The theme of the epistle is this: the righteousness of God, as revealed in the gospel of Jesus Christ. I learned so much from Romans 1:17 that my next devotional will explore the companion verse — Romans 1:16.
The gospel reveals the righteousness of God; that it comes to those with faith. The prophet Habakkuk stated in his short writing that “Behold, as for the proud one, His soul is not right within him; But the righteous will live by his faith.” (Habakkuk 2::4)
Who are the righteous? Those who are justified by faith. What is the righteousness of God revealed by the gospel? It’s not the holy righteousness of God that condemns guilty sinners, but the righteousness given to sinners who put their trust in Jesus Christ.
20th century Scottish theologian William Barclay explained the Greek word dikaioo — which means I justify — and which is the root of dikaioun or righteousness:
“All verbs in Greek which end in oo... always mean to treat, or account or reckon a person as something. If God justifies a sinner, it does not mean that he finds reasons to prove that he was right — far from it. It does not even mean, at this point, that he makes the sinner a good man.
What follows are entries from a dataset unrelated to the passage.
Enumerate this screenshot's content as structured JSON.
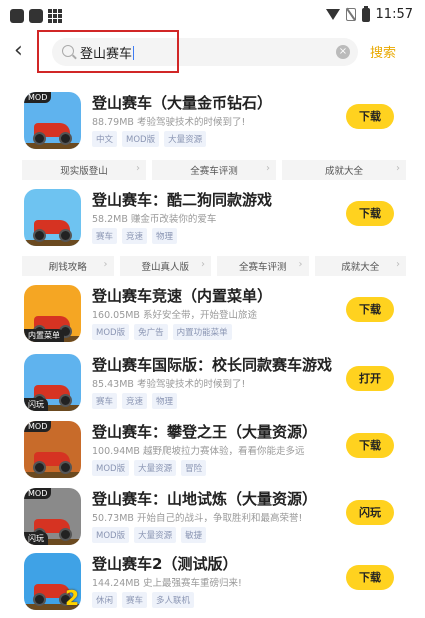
{
  "status_bar": {
    "time": "11:57"
  },
  "search": {
    "query": "登山赛车",
    "button": "搜索"
  },
  "results": [
    {
      "title": "登山赛车（大量金币钻石）",
      "size": "88.79MB",
      "desc": "考验驾驶技术的时候到了!",
      "tags": [
        "中文",
        "MOD版",
        "大量资源"
      ],
      "button": "下载",
      "badge_tl": "MOD",
      "icon_bg": "#5fb3ee"
    },
    {
      "title": "登山赛车：酷二狗同款游戏",
      "size": "58.2MB",
      "desc": "赚金币改装你的爱车",
      "tags": [
        "赛车",
        "竞速",
        "物理"
      ],
      "button": "下载",
      "icon_bg": "#6ec3f1"
    },
    {
      "title": "登山赛车竞速（内置菜单）",
      "size": "160.05MB",
      "desc": "系好安全带，开始登山旅途",
      "tags": [
        "MOD版",
        "免广告",
        "内置功能菜单"
      ],
      "button": "下载",
      "badge_bl": "内置菜单",
      "icon_bg": "#f5a623"
    },
    {
      "title": "登山赛车国际版：校长同款赛车游戏",
      "size": "85.43MB",
      "desc": "考验驾驶技术的时候到了!",
      "tags": [
        "赛车",
        "竞速",
        "物理"
      ],
      "button": "打开",
      "badge_bl": "闪玩",
      "icon_bg": "#5fb3ee"
    },
    {
      "title": "登山赛车：攀登之王（大量资源）",
      "size": "100.94MB",
      "desc": "越野爬坡拉力赛体验，看看你能走多远",
      "tags": [
        "MOD版",
        "大量资源",
        "冒险"
      ],
      "button": "下载",
      "badge_tl": "MOD",
      "icon_bg": "#c86b2a"
    },
    {
      "title": "登山赛车：山地试炼（大量资源）",
      "size": "50.73MB",
      "desc": "开始自己的战斗，争取胜利和最高荣誉!",
      "tags": [
        "MOD版",
        "大量资源",
        "敏捷"
      ],
      "button": "闪玩",
      "badge_tl": "MOD",
      "badge_bl": "闪玩",
      "icon_bg": "#8a8a8a"
    },
    {
      "title": "登山赛车2（测试版）",
      "size": "144.24MB",
      "desc": "史上最强赛车重磅归来!",
      "tags": [
        "休闲",
        "赛车",
        "多人联机"
      ],
      "button": "下载",
      "badge_br": "2",
      "icon_bg": "#3fa2e6"
    }
  ],
  "chip_rows": [
    [
      "现实版登山",
      "全赛车评测",
      "成就大全"
    ],
    [
      "刷钱攻略",
      "登山真人版",
      "全赛车评测",
      "成就大全"
    ]
  ],
  "colors": {
    "accent": "#ffd21f",
    "search_accent": "#e9a900",
    "highlight": "#d12626"
  }
}
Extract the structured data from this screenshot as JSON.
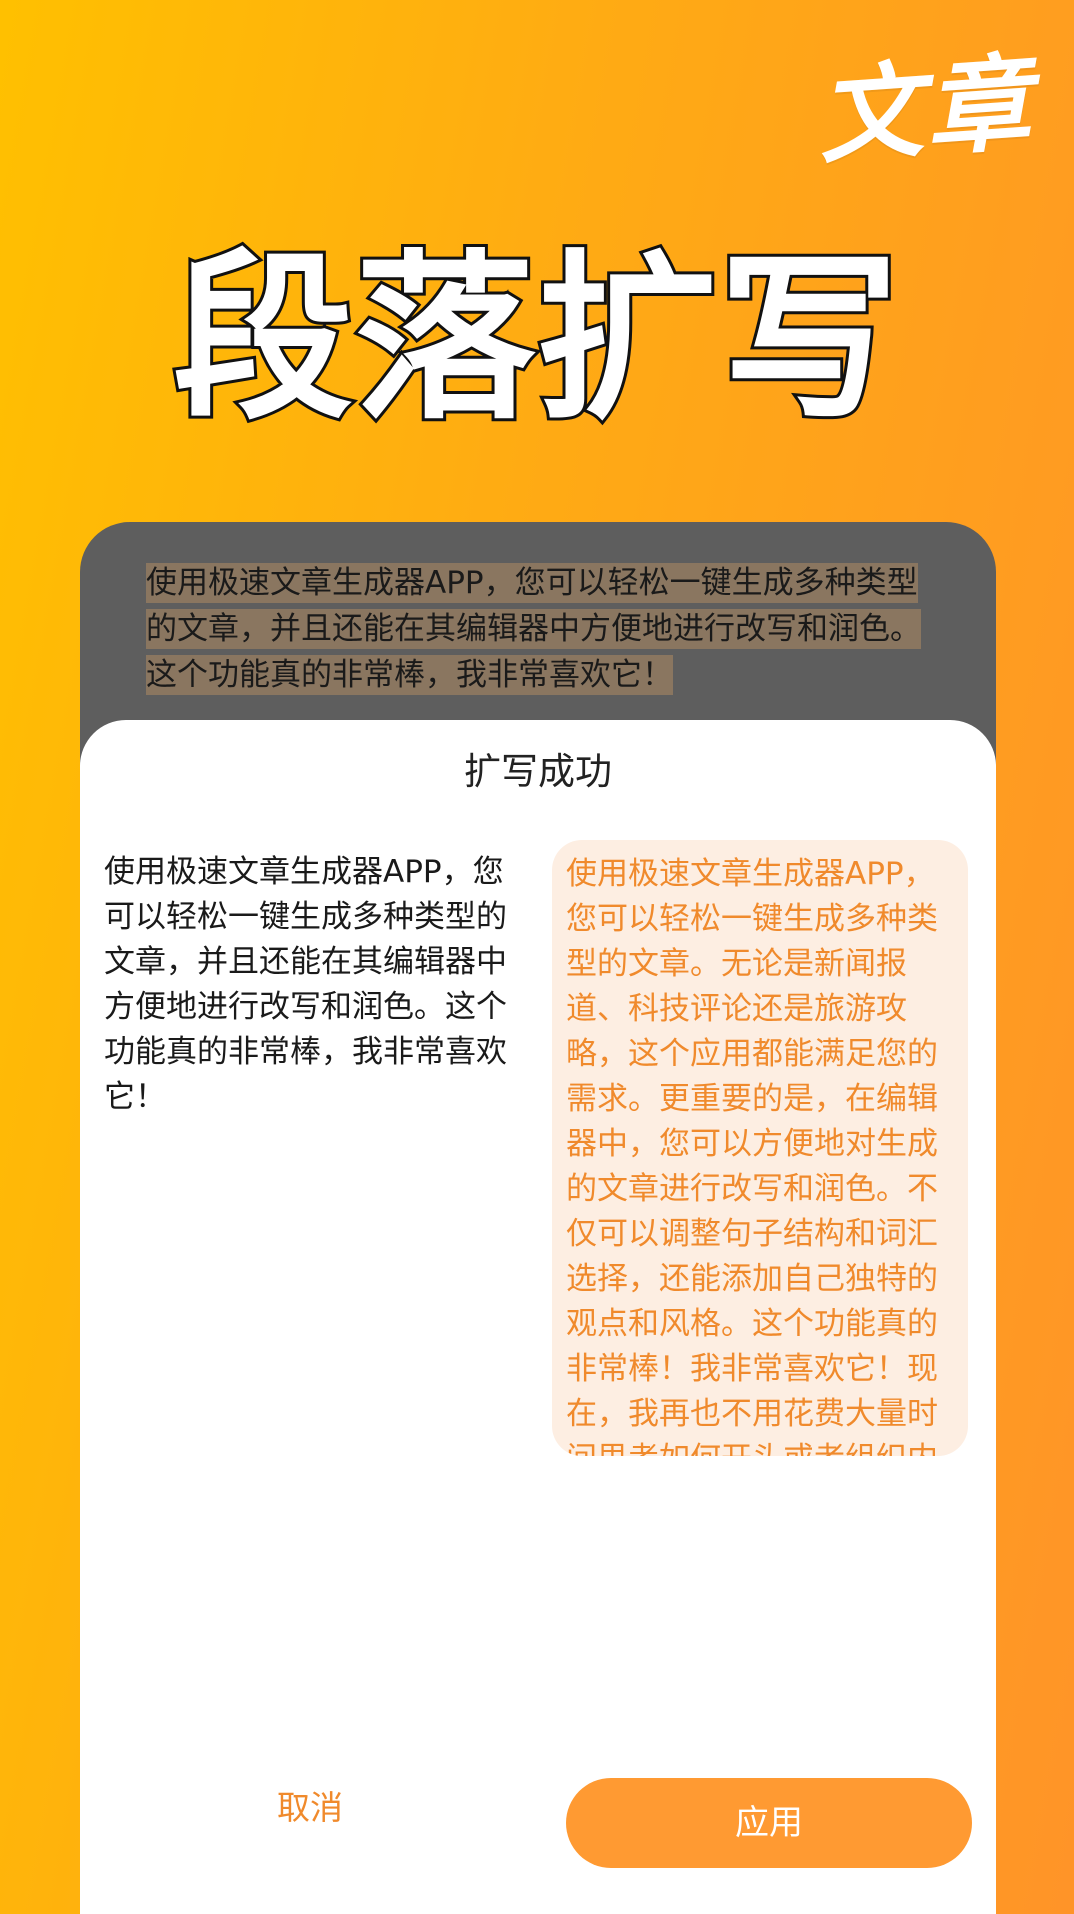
{
  "brand": {
    "mark": "文章"
  },
  "hero": {
    "title": "段落扩写"
  },
  "source": {
    "text": "使用极速文章生成器APP，您可以轻松一键生成多种类型的文章，并且还能在其编辑器中方便地进行改写和润色。这个功能真的非常棒，我非常喜欢它！"
  },
  "modal": {
    "title": "扩写成功",
    "original_text": "使用极速文章生成器APP，您可以轻松一键生成多种类型的文章，并且还能在其编辑器中方便地进行改写和润色。这个功能真的非常棒，我非常喜欢它！",
    "expanded_text": "使用极速文章生成器APP，您可以轻松一键生成多种类型的文章。无论是新闻报道、科技评论还是旅游攻略，这个应用都能满足您的需求。更重要的是，在编辑器中，您可以方便地对生成的文章进行改写和润色。不仅可以调整句子结构和词汇选择，还能添加自己独特的观点和风格。这个功能真的非常棒！我非常喜欢它！现在，我再也不用花费大量时间思考如何开头或者组织内容了。只需要点击几下按钮，就能得到一个完整且有逻辑性的文章草稿。而且，编辑器提供了各种格式选项和排版工具，使得最后呈现出来的文章看起来专业而精",
    "cancel_label": "取消",
    "apply_label": "应用"
  },
  "colors": {
    "accent": "#FF9A32",
    "accent_text": "#F08A2C",
    "expanded_bg": "#FDEEE2",
    "background_start": "#FFC000",
    "background_end": "#FF9428"
  }
}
It means that God treats the sinner as if he had not been a sinner at all.”
This trust in Jesus Christ — also known as faith — is the basis of life for those who are justified. That’s why Paul says that “the righteous shall live by faith” — they’re both saved by faith and live by faith.
What does that term “from faith to faith” mean? We can get a hint from the NIV translation, which lists the phrase as “by faith from first to last” — in other words, “only by faith”. Taken as a whole, Paul says that God’s righteousness is revealed only by faith in Jesus Christ, and that the faith that justifies is the starting point of a Christian’s life. That attitude must carry on in the life of all Christians as part of the process of sanctification.
I’ll close with a short quote from Martin Luther about sanctification:
Sanctification flows from justification. It is an on-going process which will not be complete or reach perfection in this life.
The process of sanctification includes a lifetime of studying God’s Word, seeking and participating in fellowship with other believers, and letting the Holy Spirit work in our lives.
Heaven On Wheels Daily Prayer:
Father, I thank You for the Gospel of Jesus Christ and that Your righteousness was revealed on the Cross. Thank You for saving me by grace through my faith in Christ. I pray in the name of Jesus Christ that my life is lived by faith, growing in grace continually. AMEN.